Whose Vote Counts, Explained produced by Vox on Netflix
My rating: 4 of 5 stars

Since tomorrow is Election Day, this limited series on Netflix would be appropriate to watch and review. The series is produced by Vox and Netflix. And they really tried to maintain a nonpartisan perspective while answering a lot of questions heard on social media and straight from voters, themselves.

The series is divided into three parts. The first episode covers a lot of the history of voting, how at first voting was a privilege of the wealthy, white, male landowners (though, surprisingly, there were instances in some states that included black and women landowners before they were shut down in favor of the majority), and the ways voting has evolved and devolved throughout the years.

The second episode was about money. Whether elections can be bought (they can’t but advertising, social media, and politicians can influence you, and there is a lot of money in that). They talk about the nonprofit political groups, the Super PACs, and ideas on how to get smaller donors more involved as well as the average voter.

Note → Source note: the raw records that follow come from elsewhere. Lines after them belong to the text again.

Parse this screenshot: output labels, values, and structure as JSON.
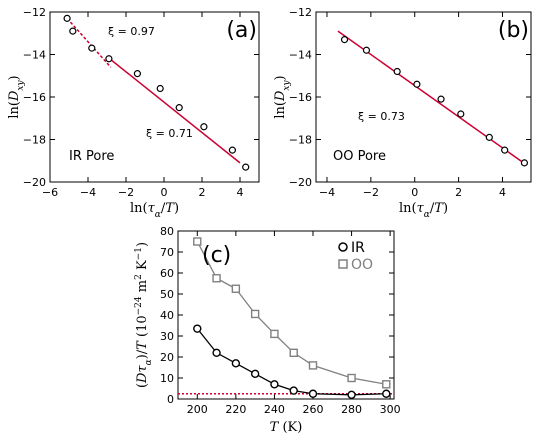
{
  "chart_data": [
    {
      "type": "scatter",
      "panel_label": "(a)",
      "ylabel": "ln(D_xy)",
      "xlabel": "ln(τ_α/T)",
      "xlim": [
        -6,
        5
      ],
      "ylim": [
        -20,
        -12
      ],
      "xticks": [
        "−6",
        "−4",
        "−2",
        "0",
        "2",
        "4"
      ],
      "yticks": [
        "−12",
        "−14",
        "−16",
        "−18",
        "−20"
      ],
      "points": [
        {
          "x": -5.1,
          "y": -12.3
        },
        {
          "x": -4.8,
          "y": -12.9
        },
        {
          "x": -3.8,
          "y": -13.7
        },
        {
          "x": -2.9,
          "y": -14.2
        },
        {
          "x": -1.4,
          "y": -14.9
        },
        {
          "x": -0.2,
          "y": -15.6
        },
        {
          "x": 0.8,
          "y": -16.5
        },
        {
          "x": 2.1,
          "y": -17.4
        },
        {
          "x": 3.6,
          "y": -18.5
        },
        {
          "x": 4.3,
          "y": -19.3
        }
      ],
      "fits": [
        {
          "label": "ξ = 0.97",
          "x": [
            -5.1,
            -2.8
          ],
          "y": [
            -12.3,
            -14.6
          ],
          "style": "dashed",
          "color": "#cc0033"
        },
        {
          "label": "ξ = 0.71",
          "x": [
            -3.0,
            4.0
          ],
          "y": [
            -14.1,
            -19.1
          ],
          "style": "solid",
          "color": "#cc0033"
        }
      ],
      "annotations": [
        "ξ = 0.97",
        "ξ = 0.71",
        "IR Pore"
      ]
    },
    {
      "type": "scatter",
      "panel_label": "(b)",
      "ylabel": "ln(D_xy)",
      "xlabel": "ln(τ_α/T)",
      "xlim": [
        -4.5,
        5.3
      ],
      "ylim": [
        -20,
        -12
      ],
      "xticks": [
        "−4",
        "−2",
        "0",
        "2",
        "4"
      ],
      "yticks": [
        "−12",
        "−14",
        "−16",
        "−18",
        "−20"
      ],
      "points": [
        {
          "x": -3.2,
          "y": -13.3
        },
        {
          "x": -2.2,
          "y": -13.8
        },
        {
          "x": -0.8,
          "y": -14.8
        },
        {
          "x": 0.1,
          "y": -15.4
        },
        {
          "x": 1.2,
          "y": -16.1
        },
        {
          "x": 2.1,
          "y": -16.8
        },
        {
          "x": 3.4,
          "y": -17.9
        },
        {
          "x": 4.1,
          "y": -18.5
        },
        {
          "x": 5.0,
          "y": -19.1
        }
      ],
      "fits": [
        {
          "label": "ξ = 0.73",
          "x": [
            -3.5,
            5.1
          ],
          "y": [
            -12.9,
            -19.2
          ],
          "style": "solid",
          "color": "#cc0033"
        }
      ],
      "annotations": [
        "ξ = 0.73",
        "OO Pore"
      ]
    },
    {
      "type": "line",
      "panel_label": "(c)",
      "ylabel": "(Dτ_α)/T (10^−24 m² K^−1)",
      "xlabel": "T (K)",
      "xlim": [
        190,
        302
      ],
      "ylim": [
        0,
        80
      ],
      "xticks": [
        "200",
        "220",
        "240",
        "260",
        "280",
        "300"
      ],
      "yticks": [
        "80",
        "70",
        "60",
        "50",
        "40",
        "30",
        "20",
        "10",
        "0"
      ],
      "series": [
        {
          "name": "IR",
          "marker": "circle",
          "color": "#000000",
          "x": [
            200,
            210,
            220,
            230,
            240,
            250,
            260,
            280,
            298
          ],
          "y": [
            33.5,
            22,
            17,
            12,
            7,
            4,
            2.5,
            2,
            2.5
          ]
        },
        {
          "name": "OO",
          "marker": "square",
          "color": "#808080",
          "x": [
            200,
            210,
            220,
            230,
            240,
            250,
            260,
            280,
            298
          ],
          "y": [
            75,
            57.5,
            52.5,
            40.5,
            31,
            22,
            16,
            10,
            7
          ]
        }
      ],
      "reference_line": {
        "y": 2.5,
        "style": "dotted",
        "color": "#cc0033"
      },
      "legend": "top-right"
    }
  ]
}
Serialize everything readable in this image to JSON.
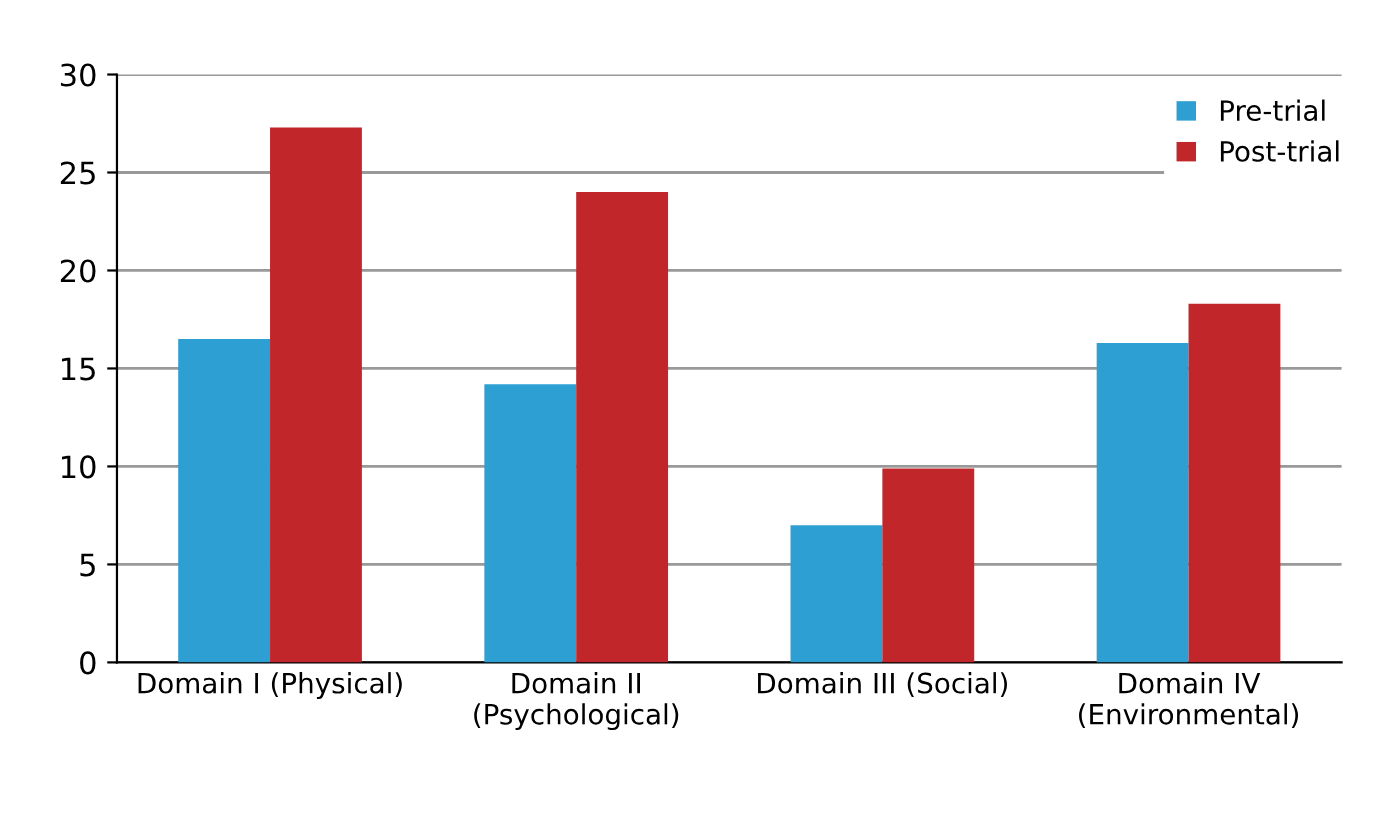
{
  "chart_data": {
    "type": "bar",
    "categories": [
      "Domain I (Physical)",
      "Domain II\n(Psychological)",
      "Domain III (Social)",
      "Domain IV\n(Environmental)"
    ],
    "series": [
      {
        "name": "Pre-trial",
        "color": "#2e9fd3",
        "values": [
          16.5,
          14.2,
          7,
          16.3
        ]
      },
      {
        "name": "Post-trial",
        "color": "#c0262a",
        "values": [
          27.3,
          24,
          9.9,
          18.3
        ]
      }
    ],
    "ylim": [
      0,
      30
    ],
    "yticks": [
      0,
      5,
      10,
      15,
      20,
      25,
      30
    ],
    "grid": "y",
    "legend": "top right"
  }
}
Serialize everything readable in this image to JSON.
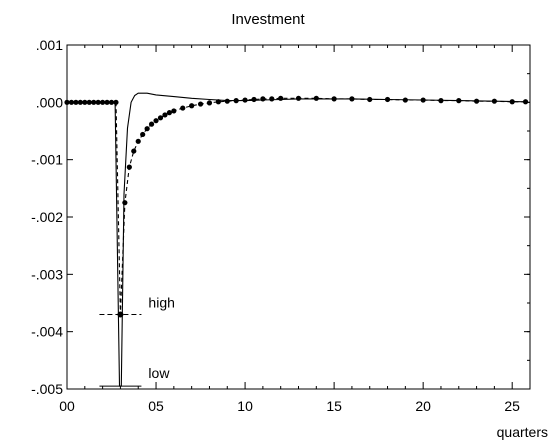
{
  "chart_data": {
    "type": "line",
    "title": "Investment",
    "xlabel": "quarters",
    "ylabel": "",
    "xlim": [
      0,
      26
    ],
    "ylim": [
      -0.005,
      0.001
    ],
    "x_ticks": [
      0,
      5,
      10,
      15,
      20,
      25
    ],
    "x_tick_labels": [
      "00",
      "05",
      "10",
      "15",
      "20",
      "25"
    ],
    "y_ticks": [
      0.001,
      0.0,
      -0.001,
      -0.002,
      -0.003,
      -0.004,
      -0.005
    ],
    "y_tick_labels": [
      ".001",
      ".000",
      "-.001",
      "-.002",
      "-.003",
      "-.004",
      "-.005"
    ],
    "grid": false,
    "legend": "none",
    "series": [
      {
        "style": "dashed-with-dots",
        "x": [
          0,
          0.25,
          0.5,
          0.75,
          1,
          1.25,
          1.5,
          1.75,
          2,
          2.25,
          2.5,
          2.75,
          3,
          3.25,
          3.5,
          3.75,
          4,
          4.25,
          4.5,
          4.75,
          5,
          5.25,
          5.5,
          5.75,
          6,
          6.5,
          7,
          7.5,
          8,
          8.5,
          9,
          9.5,
          10,
          10.5,
          11,
          11.5,
          12,
          13,
          14,
          15,
          16,
          17,
          18,
          19,
          20,
          21,
          22,
          23,
          24,
          25,
          25.75
        ],
        "y": [
          0,
          0,
          0,
          0,
          0,
          0,
          0,
          0,
          0,
          0,
          0,
          0,
          -0.0037,
          -0.00175,
          -0.00113,
          -0.00085,
          -0.00068,
          -0.00056,
          -0.00046,
          -0.00038,
          -0.00032,
          -0.00027,
          -0.00022,
          -0.00018,
          -0.00015,
          -0.0001,
          -6e-05,
          -3e-05,
          -1e-05,
          1e-05,
          2e-05,
          3e-05,
          4e-05,
          5e-05,
          6e-05,
          6e-05,
          7e-05,
          7e-05,
          7e-05,
          6e-05,
          6e-05,
          5e-05,
          5e-05,
          4e-05,
          4e-05,
          3e-05,
          3e-05,
          2e-05,
          2e-05,
          1e-05,
          1e-05
        ]
      },
      {
        "style": "solid",
        "x": [
          0,
          2.7,
          2.95,
          3.05,
          3.2,
          3.4,
          3.6,
          3.8,
          4,
          4.5,
          5,
          6,
          7,
          8,
          9,
          10,
          11,
          12,
          13,
          14,
          16,
          18,
          20,
          22,
          24,
          25.75
        ],
        "y": [
          0,
          0,
          -0.00495,
          -0.00495,
          -0.0016,
          -0.00045,
          0.0,
          0.00012,
          0.00016,
          0.00016,
          0.00013,
          0.0001,
          7e-05,
          5e-05,
          3e-05,
          3e-05,
          4e-05,
          5e-05,
          6e-05,
          6e-05,
          6e-05,
          5e-05,
          4e-05,
          3e-05,
          2e-05,
          1e-05
        ]
      }
    ],
    "annotations": [
      {
        "text": "high",
        "x": 3,
        "y": -0.0037
      },
      {
        "text": "low",
        "x": 3,
        "y": -0.00495
      }
    ]
  }
}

The third episode was about how votes can matter differently? They cover gerrymandering that specifically affects the House districts and can make the minority have a majority of representation. This also happens because of where we decide to live as well. And why swing states are swing states, and how other states could become swing states. This was a fascinating episode.

Basically, voting can be a really complicated process. There are a lot of ways it can go wrong, and there are other countries who are also democratic that do some things better than we do (or at least have found policies that help their particular problems better than our policies help us, if that makes sense). But there is always hope for reforms or adjustments to the current rules and regulations on the horizon, which is why it is so important to participate in the current process.

Registering to vote in most states have met their deadlines (except in North Dakota where there is no registration), but if you are registered, don’t forget to vote tomorrow! It is an important process, not just for the federal government, but your local one as well.

There is no profanity in the film. No sexual content, either. There are mentions of school shootings and violence against protestors as covered by news media outlets.